Закончив с узлами на веревке, Маргарита повернулась к своему сообщнику:

– Все готово?

– Конечно. Но подожди еще минуту. Раз уж мы его связали…

– Чего еще?

– Ну, пусть хоть посмотрит на то, за чем так долго и безуспешно гонялся, – усмехнулся Стас, опуская пистолет и откладывая его в сторону.

Он направился к маленькому чемодану возле шкафа, который Гуров уже давно приметил, и без церемоний выпотрошил его содержимое.

Среди рубашек и прочих принадлежностей мужского туалета лежала потемневшая деревянная доска. Маргарита тоже подошла поближе и внимательно посмотрела на нее с высоты своего роста, в то время как эксперт присел на корточки и осторожно извлек ее из скомканной одежды.

– Ты меня удивил сейчас, – призналась она Стасу. – Не ожидала, что для тебя это будет важно. Нам нужно спешить, а не заниматься всякой ерундой…

– Так вы мне ее покажете? – вмешался Гуров, которому было не только интересно, но и все еще необходимо тянуть время. Однако его проигнорировали.

– Лучше бы ты проследила за тем, чтобы шприц не пропал в этой суматохе. Он нам еще понадобится.

– Пригодится? Но я, честно говоря, не думала, что там было что-то, кроме физраствора…Так, значит?..

– И откуда такая уверенность? – Стас выпрямился, бережно держа в руках старинную реликвию.

– Так, значит, ты мне действительно настолько не доверяешь, что на всякий случай приготовился сделать мне смертельную инъекцию?

Кажется, Маргарита действительно этого не ожидала.

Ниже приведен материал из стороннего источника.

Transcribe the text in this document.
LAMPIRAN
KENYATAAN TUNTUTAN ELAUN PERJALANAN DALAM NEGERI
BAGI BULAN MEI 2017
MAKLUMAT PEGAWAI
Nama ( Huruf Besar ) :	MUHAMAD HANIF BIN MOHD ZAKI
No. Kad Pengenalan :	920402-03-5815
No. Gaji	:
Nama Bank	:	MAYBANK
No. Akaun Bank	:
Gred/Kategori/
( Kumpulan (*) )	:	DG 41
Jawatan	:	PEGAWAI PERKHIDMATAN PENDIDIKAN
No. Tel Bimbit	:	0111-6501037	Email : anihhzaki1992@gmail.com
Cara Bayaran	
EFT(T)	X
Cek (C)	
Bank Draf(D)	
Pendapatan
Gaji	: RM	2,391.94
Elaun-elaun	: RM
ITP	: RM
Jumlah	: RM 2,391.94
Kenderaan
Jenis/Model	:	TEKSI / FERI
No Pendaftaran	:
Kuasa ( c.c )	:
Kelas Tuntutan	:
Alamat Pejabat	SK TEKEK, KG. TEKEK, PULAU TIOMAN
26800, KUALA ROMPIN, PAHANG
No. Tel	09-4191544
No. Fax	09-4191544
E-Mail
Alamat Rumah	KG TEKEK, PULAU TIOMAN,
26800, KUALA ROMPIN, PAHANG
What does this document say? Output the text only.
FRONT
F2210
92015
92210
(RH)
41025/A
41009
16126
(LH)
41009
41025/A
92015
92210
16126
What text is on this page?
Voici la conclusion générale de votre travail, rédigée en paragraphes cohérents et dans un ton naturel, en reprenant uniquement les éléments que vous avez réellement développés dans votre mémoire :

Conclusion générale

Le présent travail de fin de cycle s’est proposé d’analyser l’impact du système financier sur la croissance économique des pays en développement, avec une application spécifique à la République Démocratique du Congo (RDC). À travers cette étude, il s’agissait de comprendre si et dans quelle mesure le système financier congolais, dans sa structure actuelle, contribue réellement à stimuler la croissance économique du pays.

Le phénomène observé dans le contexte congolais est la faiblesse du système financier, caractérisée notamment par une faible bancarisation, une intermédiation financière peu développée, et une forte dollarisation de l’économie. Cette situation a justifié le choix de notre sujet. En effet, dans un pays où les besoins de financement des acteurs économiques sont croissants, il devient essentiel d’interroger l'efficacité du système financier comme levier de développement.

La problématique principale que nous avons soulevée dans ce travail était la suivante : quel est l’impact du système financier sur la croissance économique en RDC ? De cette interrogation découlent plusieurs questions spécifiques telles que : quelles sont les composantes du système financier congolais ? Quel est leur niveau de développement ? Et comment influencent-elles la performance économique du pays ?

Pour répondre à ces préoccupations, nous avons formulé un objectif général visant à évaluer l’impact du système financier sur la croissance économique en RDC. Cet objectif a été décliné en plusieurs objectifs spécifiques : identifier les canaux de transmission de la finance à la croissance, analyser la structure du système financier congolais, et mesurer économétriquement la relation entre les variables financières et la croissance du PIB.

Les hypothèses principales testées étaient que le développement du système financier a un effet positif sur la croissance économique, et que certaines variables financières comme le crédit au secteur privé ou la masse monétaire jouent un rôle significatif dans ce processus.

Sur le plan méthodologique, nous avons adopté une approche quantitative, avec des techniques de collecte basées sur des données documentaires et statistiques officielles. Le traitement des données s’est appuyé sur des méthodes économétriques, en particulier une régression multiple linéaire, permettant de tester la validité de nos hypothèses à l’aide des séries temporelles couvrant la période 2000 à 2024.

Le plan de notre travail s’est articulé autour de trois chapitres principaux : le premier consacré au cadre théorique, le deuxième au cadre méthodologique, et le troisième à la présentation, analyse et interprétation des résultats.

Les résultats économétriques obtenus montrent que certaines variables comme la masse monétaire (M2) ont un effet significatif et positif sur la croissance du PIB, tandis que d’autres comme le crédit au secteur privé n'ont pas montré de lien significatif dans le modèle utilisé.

– Почему смертельную? – пожал плечами эксперт. – Не выдумывай. Конечно, любое лекарство при передозировке может убить, но поверь, я все рассчитал точно…

– Точно для чего? – по-прежнему подозрительно спросила Магарита.

– Не думаю, что нам стоит обсуждать это при нем, – Стас кивнул в сторону связанного полковника. – Давай действительно поспешим. Ты, кстати, даже не взглянула на икону. Это точно она? Ты осмотрела ее?

– Что за паранойя? Конечно, это она!

Стас отстранил реставраторшу и торжественно приблизился к связанному Гурову, чтобы показать доску с росписью. Она была темной даже с изнаночной стороны. Никаких металлических окладов на ней не было.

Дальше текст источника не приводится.